Crestview Baptist takes its America seriously, so the pledges were followed by the standbys of patriotic songs: America the Beautiful, My Country 'Tis of Thee and the Battle Hymn of the Republic. I noticed that each song was completed through all verses, making sure to emphasize those last couple that actually mentioned God. I got the impression they regretted having to sing the first few to get to the explicitly Godly ones. The Glory! Glory! Hallelujah! part of the Battle Hymn was encouraged to be sung with special gusto to seemingly to emphasize the Glory of God tied with America.

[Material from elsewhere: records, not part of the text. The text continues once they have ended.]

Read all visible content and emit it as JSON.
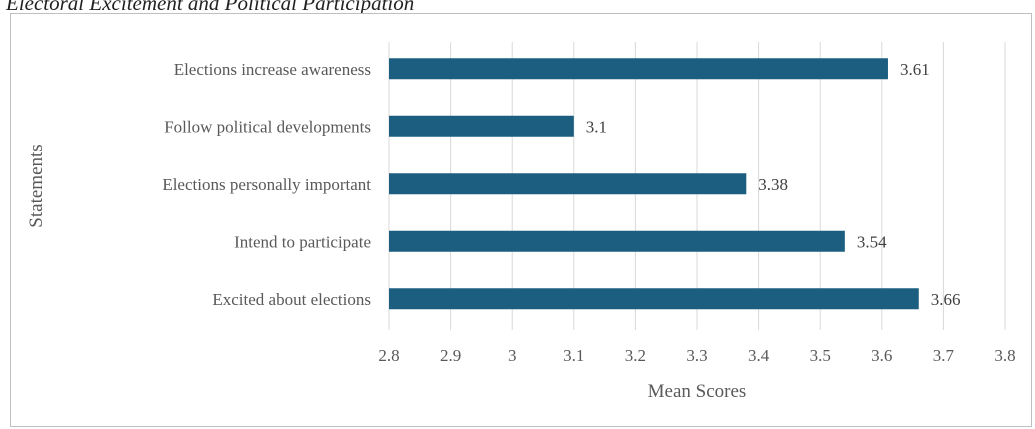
{
  "caption": "Electoral Excitement and Political Participation",
  "chart_data": {
    "type": "bar",
    "orientation": "horizontal",
    "title": "",
    "xlabel": "Mean Scores",
    "ylabel": "Statements",
    "xlim": [
      2.8,
      3.8
    ],
    "xticks": [
      "2.8",
      "2.9",
      "3",
      "3.1",
      "3.2",
      "3.3",
      "3.4",
      "3.5",
      "3.6",
      "3.7",
      "3.8"
    ],
    "categories": [
      "Elections increase awareness",
      "Follow political developments",
      "Elections personally important",
      "Intend to participate",
      "Excited about elections"
    ],
    "values": [
      3.61,
      3.1,
      3.38,
      3.54,
      3.66
    ],
    "data_labels": [
      "3.61",
      "3.1",
      "3.38",
      "3.54",
      "3.66"
    ],
    "bar_color": "#1b5e80",
    "grid": "vertical",
    "legend": "none"
  }
}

Next was a video/slideshow set to a song by the country group Diamond Rio called "In God We Still Trust". The group had apparently difficulty getting the song on an album and on the radio because "the Devil was keeping it from the people". The song itself was pretty simple, basically listing where God shows up in American society, in the pledge and printed on money for example, and reaffirms that America does still trust in God just like it says next to the picture of Mr. Washington. The slideshow accompanying the song was the kind you get in email forwards, mostly stock photos of AMERICA stuff, your basic eagles, monuments, firefighters etc... The only real problem I had was that it made effort to equate flag burning with being anti-Christian. While America does have lots of Christians it is probably not true that someone burning and American flag is doing so to spite Christians.

After this follows the homily/message/preaching but this is already a long post so I'll stop here. Look for Glory! Glory! Hallelujah! (part 2) later today or tomorrow.

*As you I hope know, I am very Catholic. The things I point out here are mostly just thing I noticed. Of course I think Catholicism is better but for the most part, my view of Protestantism is not that their wrong but that their just missing things. For the most part they have good and holy intentions and so I try not to criticize too much. These are merely things I notice. Part 2, that includes the message/homily, will discuss the things I liked, which are more than you might expect.